D'une poétique à une politique du divan

Sylviane Lecoeuvre

 

1-Introduction

 

Au cours du 20ème siècle le divan n’est pas seulement devenu le symbole par excellence de la psychanalyse. Dans l’orthodoxie freudienne, il est un des « marqueurs » qui en légitimerait la pratique. Jamais aucune autre école de pensée, aucune autre discipline que la psychanalyse n’a été aussi fortement identifiée à un objet tous comptes faits banal, soit un simple accessoire d’ameublement. Bien que la théorie et la pratique aient connu de nombreuses évolutions après la mort de Freud, le divan reste encore aujourd’hui une sorte de carte d’identité professionnelle explicite. En raison de son lien avec Freud, il déclenche un florilège d’images dans la culture populaire mais la psychanalyse, de son côté, vit également sur ses qualités iconiques. En d’autres termes, si les psychanalystes ne disposaient pas d’un moyen d’expression aussi simple en apparence, leur discipline ne serait peut-être pas entrée dans la mémoire contemporaine.
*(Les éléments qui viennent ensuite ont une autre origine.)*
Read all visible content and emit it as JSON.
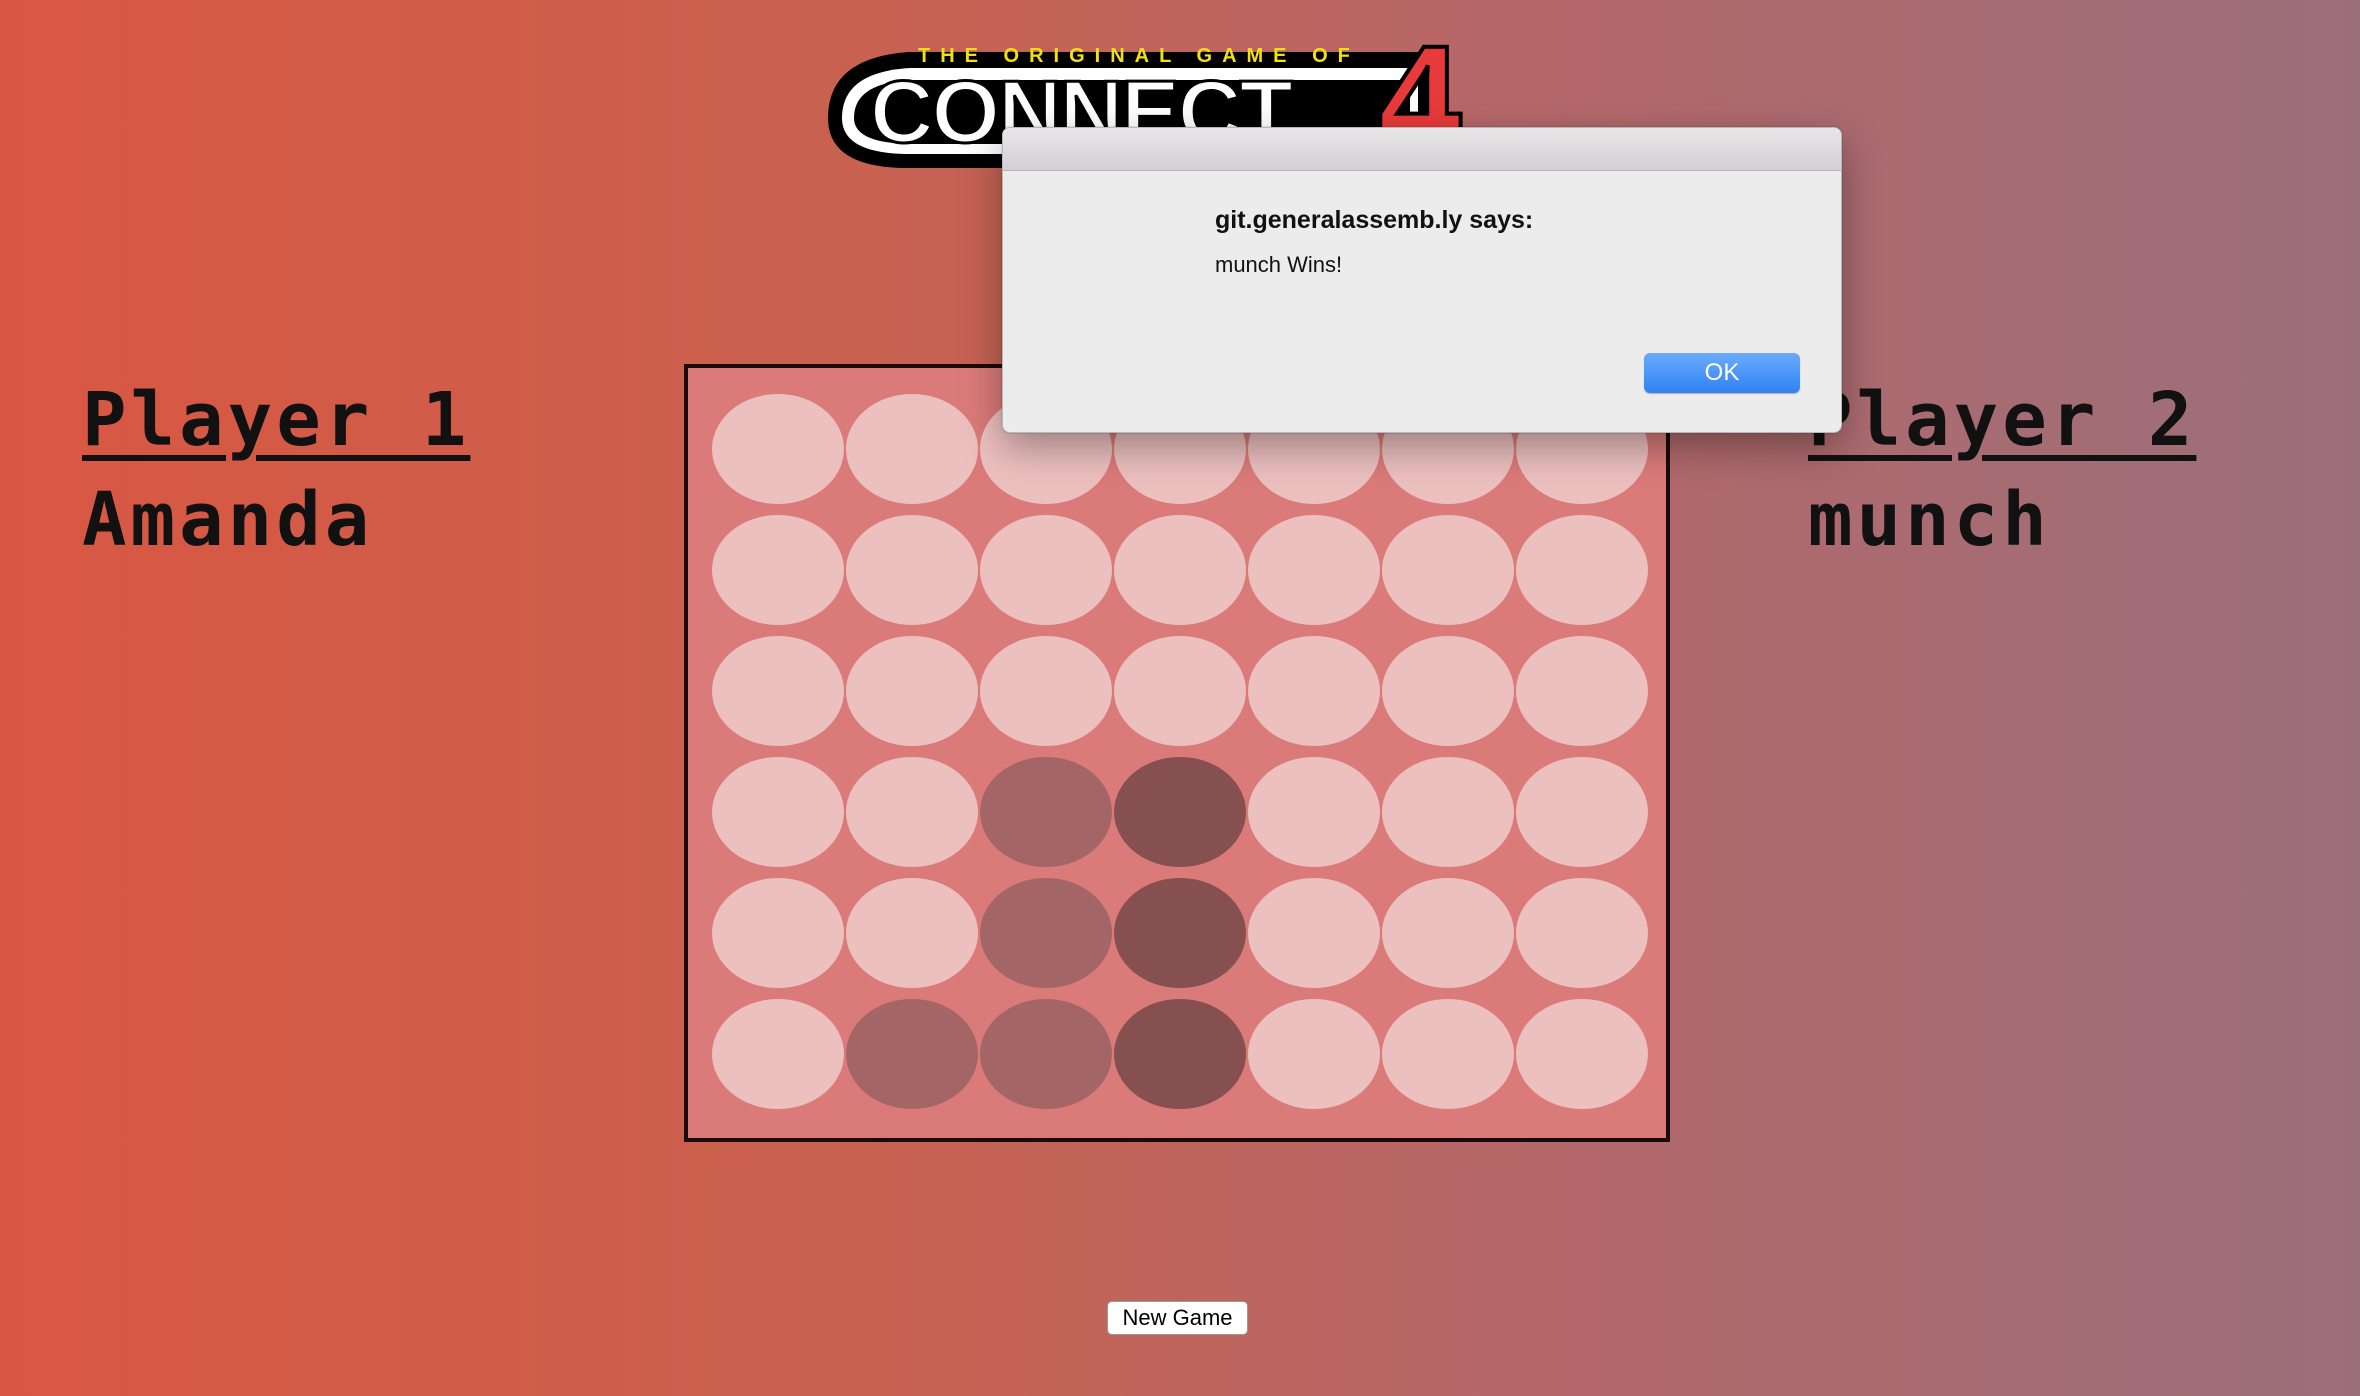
{
  "logo": {
    "tagline": "THE ORIGINAL GAME OF",
    "wordmark": "CONNECT",
    "digit": "4"
  },
  "players": {
    "p1": {
      "heading": "Player 1",
      "name": "Amanda"
    },
    "p2": {
      "heading": "Player 2",
      "name": "munch"
    }
  },
  "board": {
    "columns": 7,
    "rows": 6,
    "cells": [
      [
        0,
        0,
        0,
        0,
        0,
        0,
        0
      ],
      [
        0,
        0,
        0,
        0,
        0,
        0,
        0
      ],
      [
        0,
        0,
        0,
        0,
        0,
        0,
        0
      ],
      [
        0,
        0,
        1,
        2,
        0,
        0,
        0
      ],
      [
        0,
        0,
        1,
        2,
        0,
        0,
        0
      ],
      [
        0,
        1,
        1,
        2,
        0,
        0,
        0
      ]
    ],
    "colors": {
      "board": "#db7b79",
      "empty": "#ecc0bf",
      "player1": "#a46566",
      "player2": "#864f50"
    }
  },
  "controls": {
    "new_game_label": "New Game"
  },
  "dialog": {
    "title": "git.generalassemb.ly says:",
    "message": "munch Wins!",
    "ok_label": "OK"
  }
}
Cependant, dans la mesure où il représente, pour la plupart des analysants et des praticiens, la griffe, la signature indélébile d’une expérience thérapeutique innovée par Freud, peu de chercheurs se sont aventurés dans une entreprise, nettement moins évidente, qui consiste, d’une part, à mettre cet objet en tant que tel au centre des réflexions et d’autre part, à traçer la généalogie du divan bien avant 1900. Par ailleurs, la remarquable continuité entre l’aménagement intérieur du cabinet d’un médecin au tournant du 20ème siècle et du cabinet actuel d'un psychanalyste ne peut absolument pas être expliquée par un seul «  retour à Freud », nostalgique ou fétichiste.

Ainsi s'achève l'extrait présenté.